I picked my way along the meditation pathway that wound haphazardly around the house and up to the front porch. Alma walked it every day to realign her energy, but I was amazed that she hadn’t broken an ankle. The path was strewn with tripping hazards: hoses, rakes, and potted plants that had migrated from where they belonged.
I took the stairs of our rickety wooden porch two at a time.
Alma was sitting on the living room couch, sipping a cup of tea with a giant twig in it that I didn’t recognize. She brushed her long gray hair back from her face. “What’s the matter, honey? Your energy is completely off.”
I tried to speak but couldn’t find the words to explain what had happened.
“Gosh, Savannah, you’re hurt!” She jumped up and wrapped her arms around me, and the tension and terror drained from my body. If I ever needed my energy reset, her arms were the place to start. She was a font of goodness, calm, and inner beauty.
And she was all I had left in the world.
I looked down at my right arm. Blood had hardened along a set of claw-like scrapes. I snapped my gaze away, unable to think about how I had acquired those.
Alma got hot water and a washcloth and started fussing over my wound. My sweet godmother had taken care of me ever since my parents died six years ago, when
our house had burned down. The ignorant local newspaper speculated that it had been a meth lab explosion, but I didn’t believe it for a second.
The night of their death, Alma had grabbed me from a friend’s house and brought me to live in Belmont. People might be coming for you, she’d warned. She wouldn’t say why, but I’d known my parents were mixed up in something. I’d even changed my name to hers—Caine—and we’d never gone back up north.
Alma forced the cup of tea into my hands. “Drink this. It will realign your chakras. And tell me everything.”
I breathed in the earthy scent and took a sip. It tasted like dirt and smelled like cow patties, but if it could clear my head, I’d drink a gallon of it.
Alma sat and wrung her hands as I filled her in on every detail. The claws and scarlet eyes she took in stride, but when I mentioned Jaxson Laurent and his effect on the sheriff, she went ashen. “A government man. Oh gosh, Savy, this is dire.”
My godmother lived in fear of the shadowy government men lurking in the corners of her imagination. I’d always assumed it was simply tin-hat paranoia, but now I pictured the man with the black truck stepping out into the headlights, a mysterious silhouette.

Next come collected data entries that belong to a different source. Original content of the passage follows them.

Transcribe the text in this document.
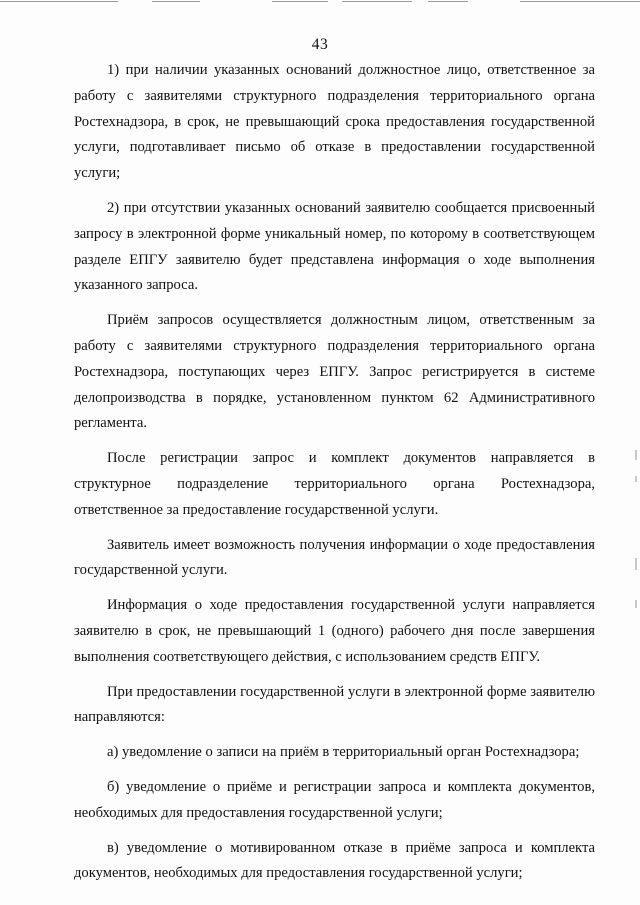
43

1) при наличии указанных оснований должностное лицо, ответственное за работу с заявителями структурного подразделения территориального органа Ростехнадзора, в срок, не превышающий срока предоставления государственной услуги, подготавливает письмо об отказе в предоставлении государственной услуги;

2) при отсутствии указанных оснований заявителю сообщается присвоенный запросу в электронной форме уникальный номер, по которому в соответствующем разделе ЕПГУ заявителю будет представлена информация о ходе выполнения указанного запроса.

Приём запросов осуществляется должностным лицом, ответственным за работу с заявителями структурного подразделения территориального органа Ростехнадзора, поступающих через ЕПГУ. Запрос регистрируется в системе делопроизводства в порядке, установленном пунктом 62 Административного регламента.

После регистрации запрос и комплект документов направляется в структурное подразделение территориального органа Ростехнадзора, ответственное за предоставление государственной услуги.

Заявитель имеет возможность получения информации о ходе предоставления государственной услуги.

Информация о ходе предоставления государственной услуги направляется заявителю в срок, не превышающий 1 (одного) рабочего дня после завершения выполнения соответствующего действия, с использованием средств ЕПГУ.

При предоставлении государственной услуги в электронной форме заявителю направляются:

а) уведомление о записи на приём в территориальный орган Ростехнадзора;

б) уведомление о приёме и регистрации запроса и комплекта документов, необходимых для предоставления государственной услуги;

в) уведомление о мотивированном отказе в приёме запроса и комплекта документов, необходимых для предоставления государственной услуги;
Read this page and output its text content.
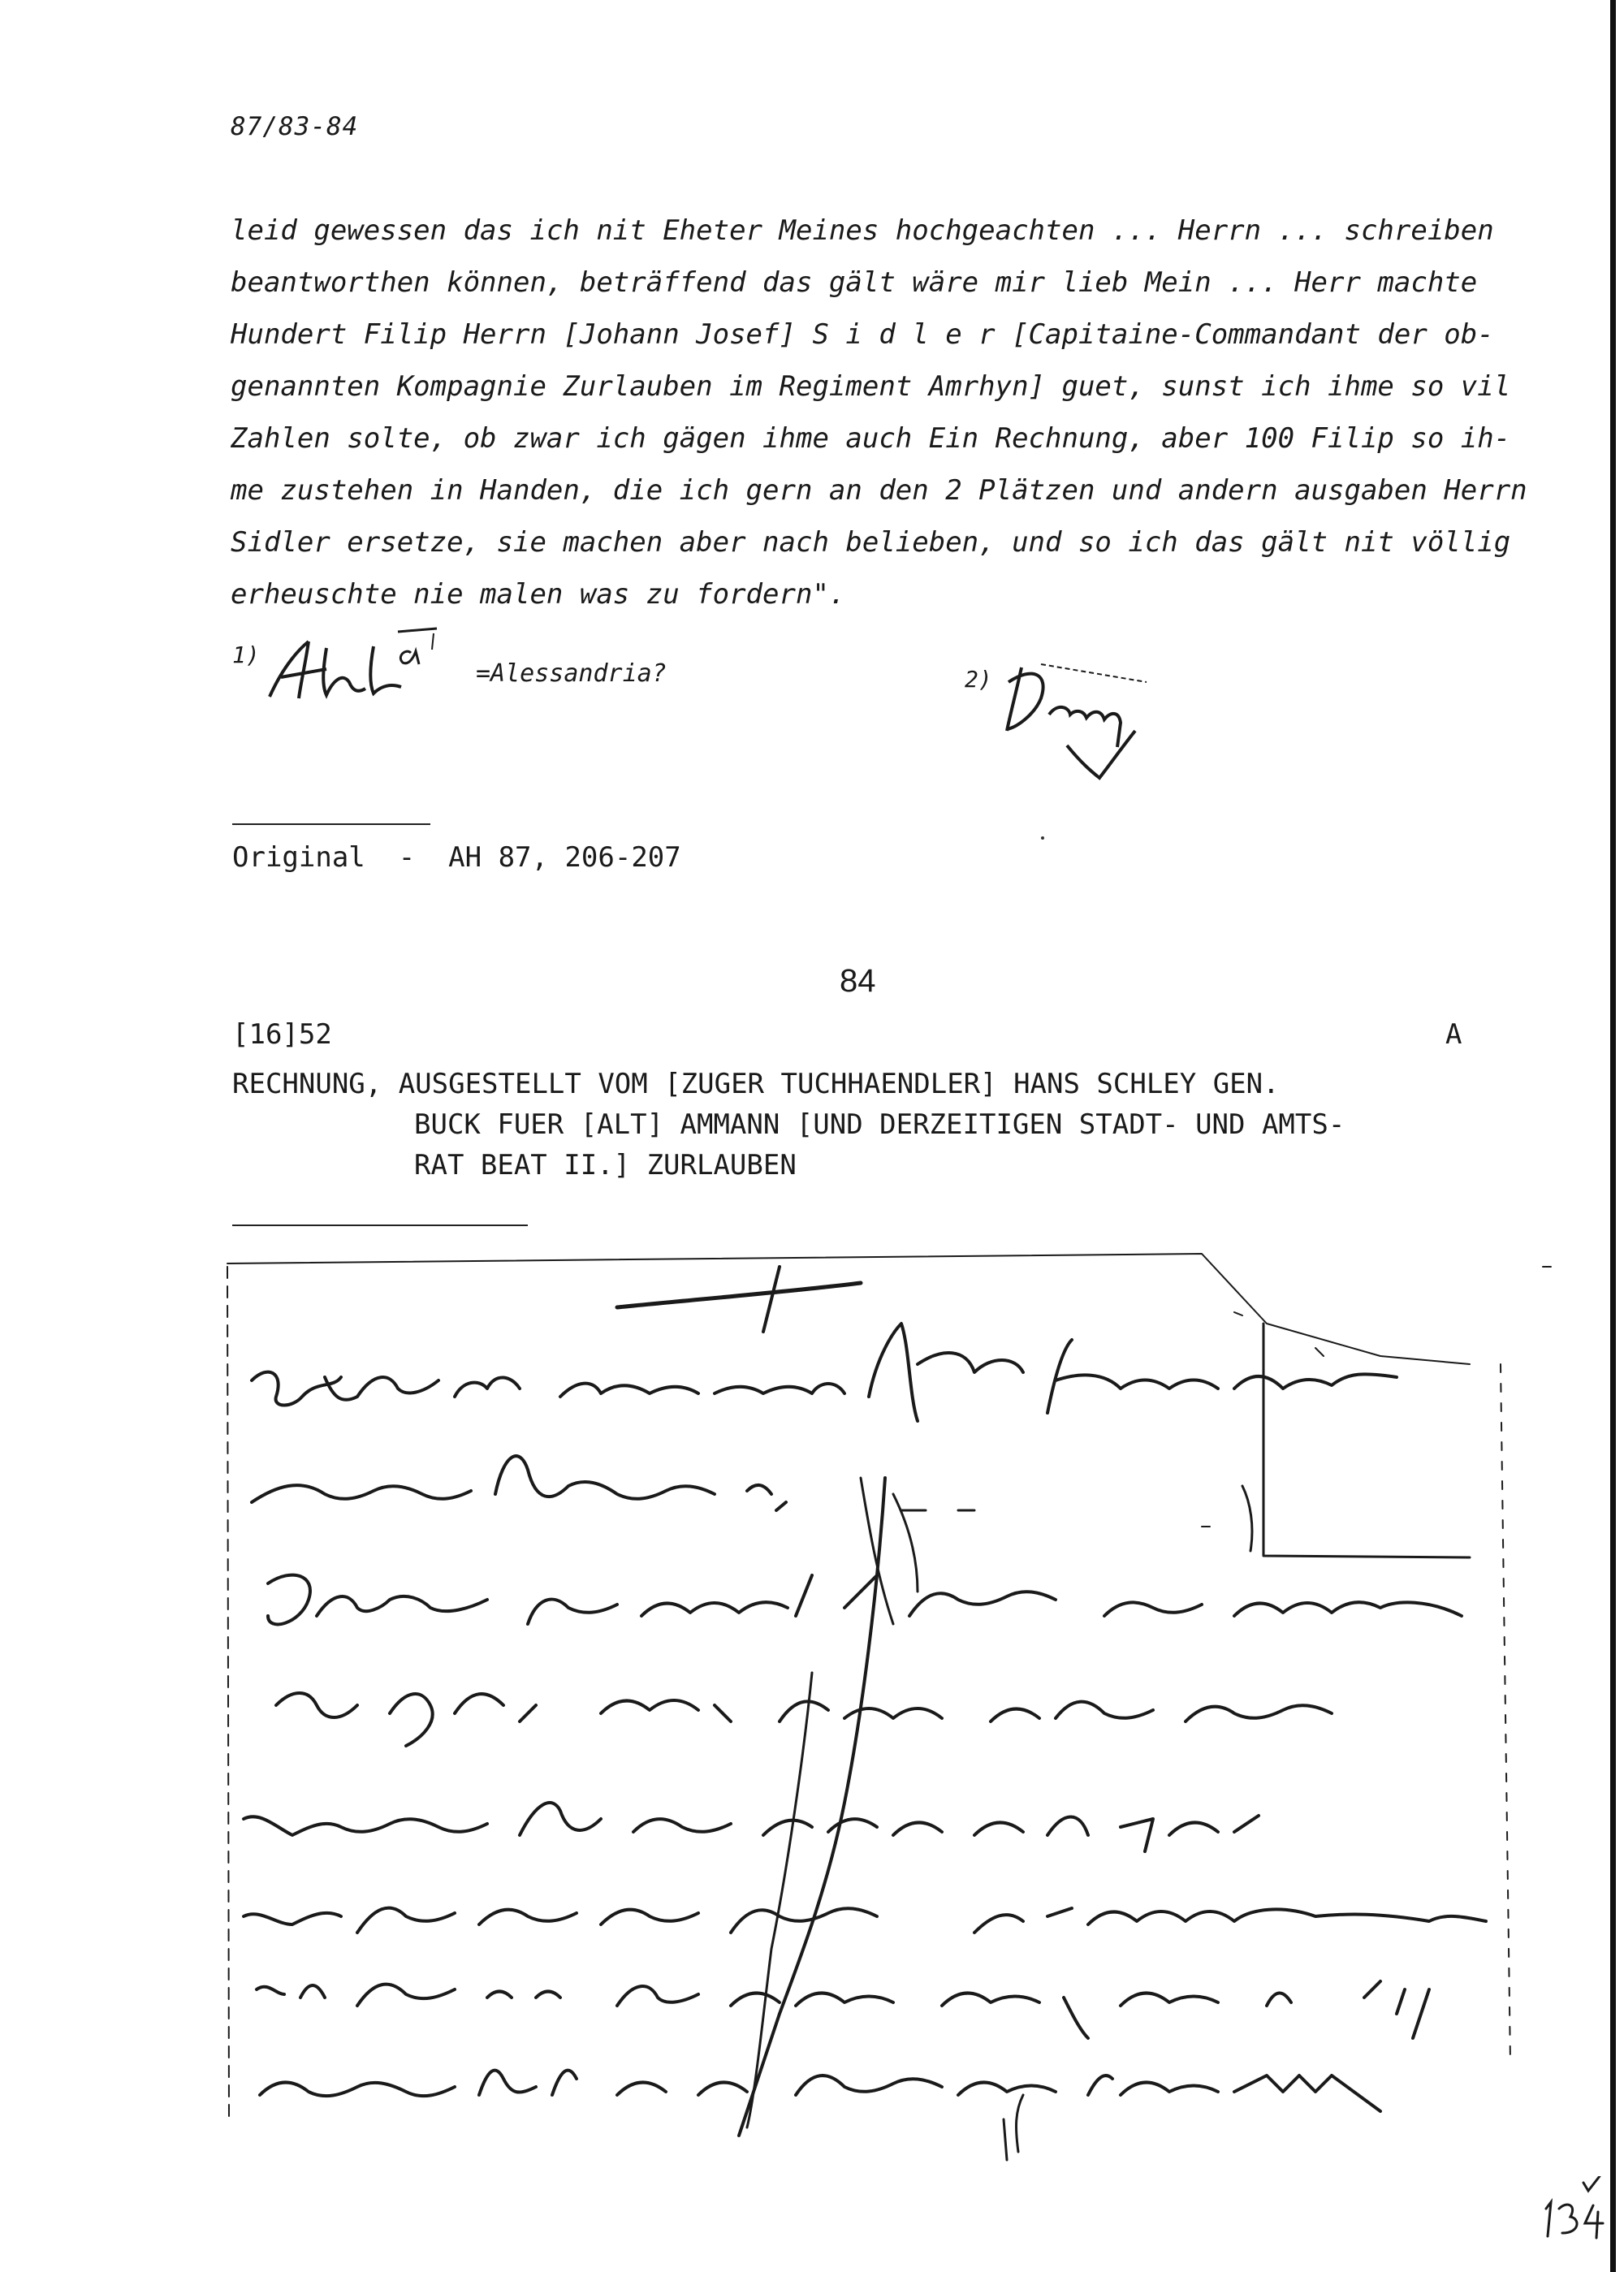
87/83-84

leid gewessen das ich nit Eheter Meines hochgeachten ... Herrn ... schreiben

beantworthen können, beträffend das gält wäre mir lieb Mein ... Herr machte

Hundert Filip Herrn [Johann Josef] S i d l e r [Capitaine-Commandant der ob-

genannten Kompagnie Zurlauben im Regiment Amrhyn] guet, sunst ich ihme so vil

Zahlen solte, ob zwar ich gägen ihme auch Ein Rechnung, aber 100 Filip so ih-

me zustehen in Handen, die ich gern an den 2 Plätzen und andern ausgaben Herrn

Sidler ersetze, sie machen aber nach belieben, und so ich das gält nit völlig

erheuschte nie malen was zu fordern".

1)
=Alessandria?	2)
Original - AH 87, 206-207
84
[16]52	A
RECHNUNG, AUSGESTELLT VOM [ZUGER TUCHHAENDLER] HANS SCHLEY GEN.
BUCK FUER [ALT] AMMANN [UND DERZEITIGEN STADT- UND AMTS-
RAT BEAT II.] ZURLAUBEN
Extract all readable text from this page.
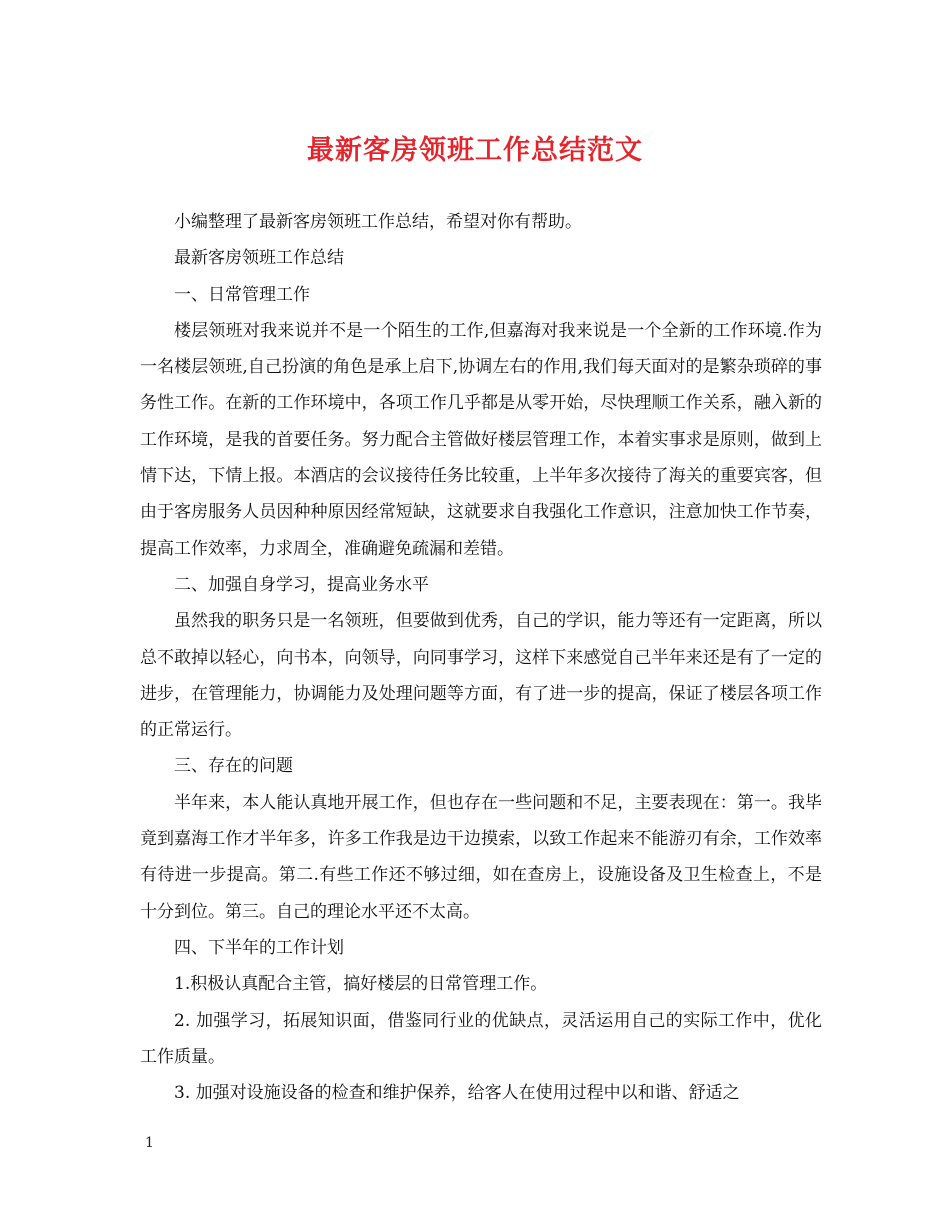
最新客房领班工作总结范文

小编整理了最新客房领班工作总结，希望对你有帮助。

最新客房领班工作总结

一、日常管理工作

楼层领班对我来说并不是一个陌生的工作,但嘉海对我来说是一个全新的工作环境.作为一名楼层领班,自己扮演的角色是承上启下,协调左右的作用,我们每天面对的是繁杂琐碎的事务性工作。在新的工作环境中，各项工作几乎都是从零开始，尽快理顺工作关系，融入新的工作环境，是我的首要任务。努力配合主管做好楼层管理工作，本着实事求是原则，做到上情下达，下情上报。本酒店的会议接待任务比较重，上半年多次接待了海关的重要宾客，但由于客房服务人员因种种原因经常短缺，这就要求自我强化工作意识，注意加快工作节奏，提高工作效率，力求周全，准确避免疏漏和差错。

二、加强自身学习，提高业务水平

虽然我的职务只是一名领班，但要做到优秀，自己的学识，能力等还有一定距离，所以总不敢掉以轻心，向书本，向领导，向同事学习，这样下来感觉自己半年来还是有了一定的进步，在管理能力，协调能力及处理问题等方面，有了进一步的提高，保证了楼层各项工作的正常运行。

三、存在的问题

半年来，本人能认真地开展工作，但也存在一些问题和不足，主要表现在：第一。我毕竟到嘉海工作才半年多，许多工作我是边干边摸索，以致工作起来不能游刃有余，工作效率有待进一步提高。第二.有些工作还不够过细，如在查房上，设施设备及卫生检查上，不是十分到位。第三。自己的理论水平还不太高。

四、下半年的工作计划

1.积极认真配合主管，搞好楼层的日常管理工作。

2. 加强学习，拓展知识面，借鉴同行业的优缺点，灵活运用自己的实际工作中，优化工作质量。

3. 加强对设施设备的检查和维护保养，给客人在使用过程中以和谐、舒适之

1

“What do I do?” I mumbled, too exhausted to think.
“You gotta get out of town, Savy!”
Then she darted from the room, leaving my jaw flapping in the wind.
A moment later, Alma rushed back in, dragging an empty, oversized suitcase. “I was always afraid this day would come.”
“What do you mean?”
“Well, it’s gotta be the sins of your parents coming back on you. When I brought you here, I knew it was only a matter of time before someone came looking.”
Had my parents really been so deep in the shit that people would come hunting me six years later? “It can’t be my parents’ mess,” I protested. “There’ve been four other abductions.”
Alma pressed a slip of paper into my hand. “Honey, I don’t know if it was related to the explosion that killed them, but they knew someone would come.”
I unfolded the paper to find a note—to my surprise, one written in my father’s hand: If anything happens to us, watch over Savannah. Get her away. If you think there is danger, or if anyone comes looking, send her to Laurel LaSalle, 7546 Wildhaven Ave, Magic Side, Chicago.
Confusion tore through me, and I had to steady myself against the doorframe. My parents had known. What in God’s name had they been wrapped up in?
I looked up from the note. “Who is Laurel LaSalle?”
“Your aunt.”
The world spun, and I shook my head, not quite comprehending. “I have an aunt? And you knew?”
My heart raced. I tried to steady my emotions, but it was impossible, and anger crept under my skin. As long as I’d lived, my family had just been me, my folks, and Alma. I clenched my jaw. Why had she kept this from me?
The old woman sat on the low couch and looked down at her entwined fingers. “I knew you had family in Illinois, but that’s neither here nor there. Your parents always said that if anything happened to them, they wanted me to raise you here in this town. That no one else was to be involved.”
The reality of the situation rolled over me as I reasoned things out.